Unity Environment: Tennis
This projects goal is to utilize Deep Reinforcement Learning (DRL) to train two agents to control one tennis bat each to keep the ball from touching the ground.
(source: https://s3.amazonaws.com/video.udacity-data.com/topher/2018/May/5af7955a_tennis/tennis.png)
In RL the environment defines what the agent will learn. In this case the environment allows the agent to choose the magnitude of 2 dimensions of its action in each timesequence. The action space is continuous, which poses the essence, as well as the challenge in this project. Every action dimension must be in range -1 to 1.
Also the state space is not discrete, but continuous and is perceived by the agent in 24 dimensions. (24 continuous input features)
The rewards of the environment, which serve as reinforcement for the agent to learn, are assigned when its rules are fullfilled:
A reward of +0.1 is given when the agent hits the balla cross the net. A penalty of -0.01 is given when the ball hits the ground, or if the ball gets hit out-of-bounds.
The task is episodic. To solve the problem the average score must exceed +0.5 for at least 100 consecutive episodes.
The following system prerequisites are required to get it running with my instructions:
- Windows 10 64-Bit.
- Anaconda for Windows.
- GPU with CUDA support(this will not run on CPU only, as its explicitly disabled).
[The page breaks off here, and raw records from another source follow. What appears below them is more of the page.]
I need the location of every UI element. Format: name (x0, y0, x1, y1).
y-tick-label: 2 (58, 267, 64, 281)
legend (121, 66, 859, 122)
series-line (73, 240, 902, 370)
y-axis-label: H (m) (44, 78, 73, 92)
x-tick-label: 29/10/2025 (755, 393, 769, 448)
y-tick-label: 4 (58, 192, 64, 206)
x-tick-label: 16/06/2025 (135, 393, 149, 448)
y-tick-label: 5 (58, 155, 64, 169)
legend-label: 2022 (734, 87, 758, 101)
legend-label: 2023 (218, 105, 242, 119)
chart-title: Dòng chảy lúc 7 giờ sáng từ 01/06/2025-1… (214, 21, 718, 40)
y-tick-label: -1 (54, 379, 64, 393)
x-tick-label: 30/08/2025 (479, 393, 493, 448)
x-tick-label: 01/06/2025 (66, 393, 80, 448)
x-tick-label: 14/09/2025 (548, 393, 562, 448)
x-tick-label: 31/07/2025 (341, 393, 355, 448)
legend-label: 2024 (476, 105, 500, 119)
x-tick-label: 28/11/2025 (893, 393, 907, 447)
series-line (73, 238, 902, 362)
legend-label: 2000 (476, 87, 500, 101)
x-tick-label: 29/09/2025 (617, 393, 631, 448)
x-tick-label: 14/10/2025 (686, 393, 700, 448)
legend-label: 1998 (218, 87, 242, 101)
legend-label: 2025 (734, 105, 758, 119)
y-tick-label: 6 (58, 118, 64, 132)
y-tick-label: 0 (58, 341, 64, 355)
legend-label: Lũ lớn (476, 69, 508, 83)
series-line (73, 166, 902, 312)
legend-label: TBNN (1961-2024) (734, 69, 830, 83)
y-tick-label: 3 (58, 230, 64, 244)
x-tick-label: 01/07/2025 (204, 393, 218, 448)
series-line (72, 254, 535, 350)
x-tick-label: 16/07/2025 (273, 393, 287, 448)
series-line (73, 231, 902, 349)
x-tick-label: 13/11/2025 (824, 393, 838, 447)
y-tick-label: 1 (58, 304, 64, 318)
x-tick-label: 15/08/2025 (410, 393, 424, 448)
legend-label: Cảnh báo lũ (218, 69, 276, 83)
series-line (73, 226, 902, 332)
Cudatoolkit version 9.0.
- Set up conda environment with Python >=3.6
- Conda create –name <env_name> python=3.6
- Install Jupyter Kernel for this new environment.
- python -m ipykernel install --user --name <Kernel_name> --display-name "<kernel_name>".
- Download ML-Agents Toolkit beta 0.4.0a.
- install it by running following command, with activated conda environment in the directory of ml-agents, that contains the setup.py.
- pip install -e . .
- install PyTorch.
- conda install pytorch torchvision cudatoolkit=9.0 -c pytorch.
- Get Unity Environment designed for this project.
- Windows (64-bit): click here.
- Place the file in the DRLND GitHub repository, in the
p3_collab_comp/
folder, and unzip (or decompress) the file.
Follow the instructions in the Jupyter notebook file Tennis.ipynb
to train the agent! For explanations, please see the attached Report.pdf and the comments in the code of model.py and ddpg_agent.py.
After approximately 500 training episodes the agent will reach the average score of +0.5 for 100 consecutive episodes, which defines this environment as solved.
In this project an "actor-critic" DDPG, as defined in Continuous control with deep reinforcement learning by Timothy P. Lillicrap et al., with some adjustments to allow multi-agent learning, was implemented.
To improve exploration of this agent stochastic Ornstein-Uhlenbeck was added to the selected action, which lead to an improved learning curve.
In order to make the DRL agent more stable in regards to auto-correlation of weights adjustments, the "Fixed Q-Targets" method was utilized combined with a "Replay Buffer". We update the target neural networks (NN) wiht a "soft-update" method after each training step. Thereby the target network (see "Fixed Q-targets" ) is iteratively updated with the weights of the trained "regular" NN.